Jed Cartwright (born 24 October 1996) is an Australian professional rugby league footballer who plays as a forward for St Helens, on one-month loan from Hull FC in the Super League.

He previously played for the Penrith Panthers, South Sydney Rabbitohs and the Newcastle Knights in the National Rugby League, playing as a earlier in his career.

==Background==
Cartwright was born in Sydney, Australia and is the son of former Penrith, Australian international and NSW Origin player John Cartwright, he is also the cousin of former Gold Coast Titans player and former Panther Bryce Cartwright.

He played his junior rugby league for the Warragamba Wombats.

==Playing career==
===Penrith Panthers===
Cartwright made his first grade debut for Penrith against his cousin Bryce Cartwright in round 17 of the 2019 NRL season against the Gold Coast Titans which ended in a 24–2 victory at Penrith Park.
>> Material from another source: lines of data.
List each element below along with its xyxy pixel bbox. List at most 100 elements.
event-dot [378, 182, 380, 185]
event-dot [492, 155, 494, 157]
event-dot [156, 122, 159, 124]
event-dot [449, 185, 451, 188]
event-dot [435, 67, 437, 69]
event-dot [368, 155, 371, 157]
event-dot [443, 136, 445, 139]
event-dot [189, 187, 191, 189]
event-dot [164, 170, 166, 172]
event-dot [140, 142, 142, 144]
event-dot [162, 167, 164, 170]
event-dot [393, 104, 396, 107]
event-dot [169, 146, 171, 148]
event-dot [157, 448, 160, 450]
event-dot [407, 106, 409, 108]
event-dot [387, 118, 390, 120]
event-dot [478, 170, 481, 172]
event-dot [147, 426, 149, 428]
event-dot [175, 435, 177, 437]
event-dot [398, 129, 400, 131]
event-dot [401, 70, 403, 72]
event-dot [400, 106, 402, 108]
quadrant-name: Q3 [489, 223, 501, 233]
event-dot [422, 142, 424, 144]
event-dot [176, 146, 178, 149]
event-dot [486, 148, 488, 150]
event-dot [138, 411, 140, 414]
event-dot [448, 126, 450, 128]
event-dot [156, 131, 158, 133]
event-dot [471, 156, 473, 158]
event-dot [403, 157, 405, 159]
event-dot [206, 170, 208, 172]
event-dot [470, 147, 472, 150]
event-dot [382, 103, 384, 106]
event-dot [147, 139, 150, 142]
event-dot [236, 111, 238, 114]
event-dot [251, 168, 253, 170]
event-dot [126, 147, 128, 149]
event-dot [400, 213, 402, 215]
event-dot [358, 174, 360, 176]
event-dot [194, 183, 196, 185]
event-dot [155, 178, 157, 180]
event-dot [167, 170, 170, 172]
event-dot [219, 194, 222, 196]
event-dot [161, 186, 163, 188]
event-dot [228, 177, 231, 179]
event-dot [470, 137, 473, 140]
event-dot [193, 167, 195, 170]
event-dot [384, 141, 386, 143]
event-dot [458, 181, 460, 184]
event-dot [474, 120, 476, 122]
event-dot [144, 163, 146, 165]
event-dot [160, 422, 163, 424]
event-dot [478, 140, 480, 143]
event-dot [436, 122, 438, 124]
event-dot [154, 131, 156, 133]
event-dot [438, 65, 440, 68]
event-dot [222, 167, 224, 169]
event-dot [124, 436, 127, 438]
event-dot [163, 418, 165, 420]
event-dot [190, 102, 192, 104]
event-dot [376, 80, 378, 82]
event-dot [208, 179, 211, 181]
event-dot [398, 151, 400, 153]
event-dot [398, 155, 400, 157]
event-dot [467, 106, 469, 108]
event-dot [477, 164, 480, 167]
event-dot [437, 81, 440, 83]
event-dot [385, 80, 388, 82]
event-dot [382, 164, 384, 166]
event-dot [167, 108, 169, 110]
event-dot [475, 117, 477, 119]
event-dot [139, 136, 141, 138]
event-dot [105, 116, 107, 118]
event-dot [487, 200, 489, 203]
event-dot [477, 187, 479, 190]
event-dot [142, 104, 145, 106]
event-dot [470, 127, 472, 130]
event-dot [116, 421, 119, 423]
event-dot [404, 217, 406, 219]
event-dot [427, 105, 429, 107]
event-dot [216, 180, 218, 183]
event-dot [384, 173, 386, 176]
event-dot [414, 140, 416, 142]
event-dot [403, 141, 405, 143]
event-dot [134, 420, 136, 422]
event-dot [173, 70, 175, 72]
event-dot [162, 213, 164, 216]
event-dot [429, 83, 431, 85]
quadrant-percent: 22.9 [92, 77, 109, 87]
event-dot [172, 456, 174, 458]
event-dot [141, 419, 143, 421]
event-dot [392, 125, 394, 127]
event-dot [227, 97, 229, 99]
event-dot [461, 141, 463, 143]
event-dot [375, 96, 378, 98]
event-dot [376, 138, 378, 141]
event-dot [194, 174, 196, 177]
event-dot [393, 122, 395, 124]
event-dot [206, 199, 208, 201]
===South Sydney Rabbitohs===
After signing for South Sydney in 2020, he made his club debut in round 18 of the 2020 NRL season against the Wests Tigers. The following week against Canterbury-Bankstown, Cartwright appeared to have scored his first try in the top grade but he lost the ball over the try line in the second half of the match as South Sydney suffered a 26-16 shock defeat at ANZ Stadium.
In round 9 of the 2021 NRL season, Cartwright made his first start of the year for South Sydney in a 50-0 loss against Melbourne at Stadium Australia.
Cartwright was limited to only five matches for South Sydney in the 2022 NRL season. Cartwright was called into the South Sydney side as injury cover for their preliminary final against Penrith which Souths lost 32-12.

===Newcastle Knights===
On 2 August 2023, Cartwright signed a two-year deal to join the Newcastle Knights ahead of the 2024 NRL season.

===Hull F.C.===
On 6 June 2024, it was reported that he had signed for Hull F.C. in the Super League on a one-year deal.

===St Helens (loan)===
On 9 July 2026 it was reported that he had signed for St Helens on one-month loan
In round 18 of the 2026 Super League season, Cartwright made his club debut for St Helens in their shock 46-0 loss against Toulouse Olympique.